Perhaps unsurprisingly it was junior doctors who were most likely to be over-cautious. But some psychiatrists admitted that previous experience of complaints had left them determined to avoid legal action or criticism from the media. Defensive medicine is the practice of opting for treatments, tests and procedures with the primary intention of protecting the doctor from criticism, rather than diagnosing or treating the patient. Recent action Researchers received completed questionnaires from 96 psychiatrists practising in the north of England. These included consultants, non-consultant grades and trainees. Of these 71 had taken defensive action within the past month. Twenty-one percent had admitted patients overcautiously and 29% had placed patients on higher levels of observations. The researchers, from the Learning Disability Service in Stockton and the University of East Anglia, warned the results suggested defensive medicine was even more likely in other branches of medicine, as psychiatry is regarded as a low risk specialty. They argue that better and more structured training might reduce the high level of defensive practice.
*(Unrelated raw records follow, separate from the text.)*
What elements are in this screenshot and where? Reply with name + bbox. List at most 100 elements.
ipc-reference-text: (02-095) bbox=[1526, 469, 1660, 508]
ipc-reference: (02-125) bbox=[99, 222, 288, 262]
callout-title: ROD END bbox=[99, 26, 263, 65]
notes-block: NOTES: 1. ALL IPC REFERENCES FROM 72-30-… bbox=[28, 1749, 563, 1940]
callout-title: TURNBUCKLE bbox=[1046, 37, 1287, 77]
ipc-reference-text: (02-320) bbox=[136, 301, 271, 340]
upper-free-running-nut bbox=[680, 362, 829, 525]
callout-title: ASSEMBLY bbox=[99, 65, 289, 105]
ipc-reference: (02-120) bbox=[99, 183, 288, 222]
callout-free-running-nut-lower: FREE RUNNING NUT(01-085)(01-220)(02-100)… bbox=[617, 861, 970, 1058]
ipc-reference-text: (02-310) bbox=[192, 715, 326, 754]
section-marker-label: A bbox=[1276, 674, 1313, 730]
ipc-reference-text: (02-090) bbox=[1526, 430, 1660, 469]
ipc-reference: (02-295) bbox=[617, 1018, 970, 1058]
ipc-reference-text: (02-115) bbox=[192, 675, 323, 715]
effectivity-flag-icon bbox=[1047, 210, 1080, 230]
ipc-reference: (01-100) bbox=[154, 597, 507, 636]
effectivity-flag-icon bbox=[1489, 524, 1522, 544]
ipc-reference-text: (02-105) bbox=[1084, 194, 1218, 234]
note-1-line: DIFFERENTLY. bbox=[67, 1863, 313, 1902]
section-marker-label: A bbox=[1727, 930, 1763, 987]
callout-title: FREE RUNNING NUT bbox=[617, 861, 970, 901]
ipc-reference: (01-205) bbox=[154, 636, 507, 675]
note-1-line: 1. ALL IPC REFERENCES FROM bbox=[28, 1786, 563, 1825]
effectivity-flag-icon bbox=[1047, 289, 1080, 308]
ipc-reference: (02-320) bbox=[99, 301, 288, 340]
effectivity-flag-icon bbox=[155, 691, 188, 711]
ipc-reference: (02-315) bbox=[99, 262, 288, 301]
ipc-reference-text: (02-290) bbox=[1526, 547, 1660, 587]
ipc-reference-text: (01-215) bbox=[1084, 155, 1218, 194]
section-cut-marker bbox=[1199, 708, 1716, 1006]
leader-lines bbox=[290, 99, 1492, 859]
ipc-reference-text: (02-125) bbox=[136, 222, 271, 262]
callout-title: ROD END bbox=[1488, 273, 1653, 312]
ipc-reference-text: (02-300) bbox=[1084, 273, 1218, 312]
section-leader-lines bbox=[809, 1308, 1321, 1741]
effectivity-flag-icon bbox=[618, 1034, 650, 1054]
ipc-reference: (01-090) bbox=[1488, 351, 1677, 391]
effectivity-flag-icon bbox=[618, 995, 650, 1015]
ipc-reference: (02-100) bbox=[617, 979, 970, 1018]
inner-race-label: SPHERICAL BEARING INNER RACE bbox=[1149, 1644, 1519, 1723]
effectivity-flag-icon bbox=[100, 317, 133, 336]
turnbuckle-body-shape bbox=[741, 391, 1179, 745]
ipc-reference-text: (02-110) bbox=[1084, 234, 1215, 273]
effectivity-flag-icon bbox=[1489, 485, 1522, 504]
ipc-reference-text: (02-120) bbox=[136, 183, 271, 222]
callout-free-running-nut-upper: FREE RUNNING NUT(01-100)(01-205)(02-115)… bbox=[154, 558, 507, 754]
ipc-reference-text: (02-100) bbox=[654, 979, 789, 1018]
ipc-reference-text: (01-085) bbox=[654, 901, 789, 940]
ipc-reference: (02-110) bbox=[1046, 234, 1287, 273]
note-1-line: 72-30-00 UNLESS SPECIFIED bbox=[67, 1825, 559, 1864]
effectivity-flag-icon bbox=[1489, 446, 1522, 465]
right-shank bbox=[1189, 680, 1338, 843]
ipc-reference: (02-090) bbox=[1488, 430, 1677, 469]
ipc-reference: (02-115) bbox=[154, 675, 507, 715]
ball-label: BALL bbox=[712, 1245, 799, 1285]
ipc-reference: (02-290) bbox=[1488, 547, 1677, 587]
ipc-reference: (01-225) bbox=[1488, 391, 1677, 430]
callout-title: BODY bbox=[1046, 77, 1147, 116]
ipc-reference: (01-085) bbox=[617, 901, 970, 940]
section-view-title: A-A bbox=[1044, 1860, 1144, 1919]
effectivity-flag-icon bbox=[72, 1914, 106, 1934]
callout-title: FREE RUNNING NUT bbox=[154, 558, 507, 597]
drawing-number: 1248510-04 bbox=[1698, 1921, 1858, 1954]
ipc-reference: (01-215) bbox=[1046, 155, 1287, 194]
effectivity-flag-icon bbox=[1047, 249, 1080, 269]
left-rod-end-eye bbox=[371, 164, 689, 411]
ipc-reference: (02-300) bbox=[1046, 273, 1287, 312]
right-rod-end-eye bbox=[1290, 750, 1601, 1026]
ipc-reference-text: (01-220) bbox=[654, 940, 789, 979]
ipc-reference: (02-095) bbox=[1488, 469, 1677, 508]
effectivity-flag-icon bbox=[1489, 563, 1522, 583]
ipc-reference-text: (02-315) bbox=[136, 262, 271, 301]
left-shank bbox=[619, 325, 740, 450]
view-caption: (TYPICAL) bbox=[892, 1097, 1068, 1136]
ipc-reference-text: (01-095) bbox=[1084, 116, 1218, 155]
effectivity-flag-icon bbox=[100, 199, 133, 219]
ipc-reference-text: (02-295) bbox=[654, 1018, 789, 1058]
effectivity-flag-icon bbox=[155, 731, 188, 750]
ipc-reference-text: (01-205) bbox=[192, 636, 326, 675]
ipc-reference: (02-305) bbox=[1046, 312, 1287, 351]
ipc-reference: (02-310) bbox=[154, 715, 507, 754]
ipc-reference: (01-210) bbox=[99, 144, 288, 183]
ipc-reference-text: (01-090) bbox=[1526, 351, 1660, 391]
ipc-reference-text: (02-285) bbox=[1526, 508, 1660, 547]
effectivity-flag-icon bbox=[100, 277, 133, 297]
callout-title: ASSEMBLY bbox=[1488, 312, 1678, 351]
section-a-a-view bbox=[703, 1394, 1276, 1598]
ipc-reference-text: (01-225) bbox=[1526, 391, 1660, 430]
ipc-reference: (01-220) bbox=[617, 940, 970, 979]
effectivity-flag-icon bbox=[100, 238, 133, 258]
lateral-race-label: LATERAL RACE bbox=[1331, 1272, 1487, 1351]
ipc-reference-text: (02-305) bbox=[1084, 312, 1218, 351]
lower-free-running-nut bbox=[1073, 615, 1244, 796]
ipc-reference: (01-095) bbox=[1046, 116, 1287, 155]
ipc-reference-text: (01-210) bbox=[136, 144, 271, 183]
They also call for reform of the way complaints are dealt with. Apportioning blame is often not as important as learning from past experience, they say. Profound impact Dr Julian Beezhold, of the Royal College of Psychiatrists, said his colleagues' decisions were prone to come under intense scrutiny, for instance during homicide inquiries when a mentally ill patient has committed murder. "All of medicine has been quite profoundly affected by the need to be aware of the risk of litigation." Dr Beezhold, a specialist registrar at Addenbrooke's Hospital, Cambridge, said defensive medicine might partly explain the rise in compulsory detentions. "There is no obvious reason why that should be so, there has been no increase in the number of people who are mentally ill," he said. "This is almost certainly a tangible response to the risk of litigation. "It is very difficult to see individual cases where detention was not warranted, but if you look at the overall trend once has to wonder if it is the result of the impact of defensive medicine." Dr Beezhold agreed with the researchers that the introduction of a no fault system of compensation for medical injuries would go a long way towards tackling the problem. The research is published in the Postgraduate Medical Journal.